What is free text in an EHR?


For example, there is a widely used clinical dataset called MIMIC, which contains 11 years of data from 2 US based intensive care units. It has nearly 60 thousand ICU admissions. On average, there are more than 34 clinical notes for each admission. These notes contain very important information that is never recorded in MIMIC’s structured database, including the drugs people were using at admission, and patient’s past medical history such as whether they had stroke or heart attacks before.

Another example, in 2018, H. Kharrazi and colleagues published a paper which studied the value of fee-text hospital data in identifying conditions that are prevalent in older adults, such as fall and dementia. They produced a very nice chart as shown here. To me, this is a great chart because it delivers a very strong message on how useful and critical free-text data is.

What is free text in an EHR?

Reproduced from: J Am Geriatr Soc. 2018 Aug;66(8):1499-1507. doi: 10.1111/jgs.15411

In each of the Venn diagrams,

the top right circle represents claims data (in red color), the bottom right circle represents structured EHR data (in blue), and the left circle represents unstructured free-text EHR data (in green).

In all geriatric syndrome cases, the Venn diagram shows the significance of free-text data. In particular, for “lack of social support” and “malnutrition” cases, the unstructured data constitutes more than 95% of the cases. Even for things like “dementia”, which one might expect good coded data, free-text data still helped to identify a lot of cases that are missing from the structured data.

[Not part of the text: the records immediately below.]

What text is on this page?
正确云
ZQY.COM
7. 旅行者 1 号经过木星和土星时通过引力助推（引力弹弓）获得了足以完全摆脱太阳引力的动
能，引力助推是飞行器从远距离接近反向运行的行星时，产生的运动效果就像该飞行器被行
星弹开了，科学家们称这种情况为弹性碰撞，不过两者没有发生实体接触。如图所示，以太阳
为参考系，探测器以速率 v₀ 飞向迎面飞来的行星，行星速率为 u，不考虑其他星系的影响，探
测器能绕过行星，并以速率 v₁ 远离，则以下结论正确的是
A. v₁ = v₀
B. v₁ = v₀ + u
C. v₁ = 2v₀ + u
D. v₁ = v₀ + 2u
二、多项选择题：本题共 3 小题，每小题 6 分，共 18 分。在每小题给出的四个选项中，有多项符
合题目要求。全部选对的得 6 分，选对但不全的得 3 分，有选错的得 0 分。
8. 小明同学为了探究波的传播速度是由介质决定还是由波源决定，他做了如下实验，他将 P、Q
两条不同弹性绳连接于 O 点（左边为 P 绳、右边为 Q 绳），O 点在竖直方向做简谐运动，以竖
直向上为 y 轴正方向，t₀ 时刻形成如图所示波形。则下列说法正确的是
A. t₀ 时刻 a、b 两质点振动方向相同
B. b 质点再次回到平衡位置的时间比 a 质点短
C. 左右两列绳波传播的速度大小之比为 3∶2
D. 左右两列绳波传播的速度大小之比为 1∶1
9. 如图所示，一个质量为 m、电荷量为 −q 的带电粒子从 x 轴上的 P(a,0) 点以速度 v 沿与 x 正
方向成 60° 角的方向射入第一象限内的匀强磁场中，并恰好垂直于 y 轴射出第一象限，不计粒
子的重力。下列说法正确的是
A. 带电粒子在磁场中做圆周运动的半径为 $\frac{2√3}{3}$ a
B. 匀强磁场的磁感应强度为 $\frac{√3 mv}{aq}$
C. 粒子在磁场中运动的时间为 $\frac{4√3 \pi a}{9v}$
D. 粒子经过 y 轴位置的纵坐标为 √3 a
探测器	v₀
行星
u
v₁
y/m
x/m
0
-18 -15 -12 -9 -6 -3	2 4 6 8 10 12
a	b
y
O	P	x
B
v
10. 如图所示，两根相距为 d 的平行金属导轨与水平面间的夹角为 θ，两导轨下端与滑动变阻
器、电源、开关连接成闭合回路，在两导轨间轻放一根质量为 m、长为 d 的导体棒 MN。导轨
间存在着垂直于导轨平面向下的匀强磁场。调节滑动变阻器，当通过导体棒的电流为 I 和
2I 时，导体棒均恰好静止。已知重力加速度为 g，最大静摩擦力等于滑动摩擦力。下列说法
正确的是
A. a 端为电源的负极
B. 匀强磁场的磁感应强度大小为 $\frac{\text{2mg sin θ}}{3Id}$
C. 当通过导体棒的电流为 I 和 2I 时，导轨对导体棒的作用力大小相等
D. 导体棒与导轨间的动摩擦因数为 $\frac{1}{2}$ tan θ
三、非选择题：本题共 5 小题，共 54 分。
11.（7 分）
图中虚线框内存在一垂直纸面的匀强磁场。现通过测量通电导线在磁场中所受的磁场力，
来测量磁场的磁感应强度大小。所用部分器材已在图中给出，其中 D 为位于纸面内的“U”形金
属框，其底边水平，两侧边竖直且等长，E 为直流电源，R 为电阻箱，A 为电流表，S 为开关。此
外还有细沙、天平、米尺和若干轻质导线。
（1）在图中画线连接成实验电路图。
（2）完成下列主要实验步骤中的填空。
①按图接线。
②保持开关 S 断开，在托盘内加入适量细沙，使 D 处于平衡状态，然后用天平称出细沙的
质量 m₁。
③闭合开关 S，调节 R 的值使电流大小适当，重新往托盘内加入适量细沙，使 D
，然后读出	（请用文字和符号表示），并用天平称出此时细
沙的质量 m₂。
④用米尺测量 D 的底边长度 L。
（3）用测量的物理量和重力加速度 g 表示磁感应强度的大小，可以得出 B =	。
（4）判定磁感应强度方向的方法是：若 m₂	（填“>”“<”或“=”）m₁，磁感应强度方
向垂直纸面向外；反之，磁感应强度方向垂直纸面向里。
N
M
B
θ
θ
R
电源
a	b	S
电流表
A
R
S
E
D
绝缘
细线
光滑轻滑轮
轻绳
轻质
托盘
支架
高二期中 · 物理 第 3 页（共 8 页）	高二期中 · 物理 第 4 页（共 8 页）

What is free text in an EHR?

40% of incident stroke cases ascertained via linked, structured data in the prospective, population-based UK Biobank cohort are coded as being of unspecified type.

In addition to helping identify cases missed by structured data, free-text data is also very valuable in so-called “deep phenotyping”, that is to identify more specific information of a patient’s condition. Let’s use stroke as an example. In a study published in July 2020, Kristiina and colleagues studied incident stroke cases of UK Biobank cohort in Scotland, which contains 17k people. They found 40% of the cases were coded as unspecified stroke in structured data. We know there are three main subtypes of stroke, they have different causes and hence need to be treated differently. Only knowing unspecified stroke is apparently not very useful. Fortunately, a further study has shown free-text data such as radiology reports can help identify the stroke subtypes of all these 40% cases.


Ok, till now, I hope I have successfully convinced you that free-text data is important and critical in some scenarios in disease phenotyping.

What is free text data?

Free Text is the string based data that comes from allowing people to type answers in to systems and forms. The resulting data is normally stored within one column, with one answer per cell. As Free Text means the answer could be anything, this is what you get - absolutely anything.

What is free EHR?

A free EHR is an electronic health records system that is offered at no cost.

What are the 3 components of the EHR system?

Elements of EHRs Compared to paper records, electronic health records contain more information about the patient and their care. Most EHRs contain the following information: Patient's demographic, billing, and insurance information.

What are the five functional components of an EHR?

Electronic Health Records: The Basics Patient demographics. Progress notes. Vital signs. Medical histories.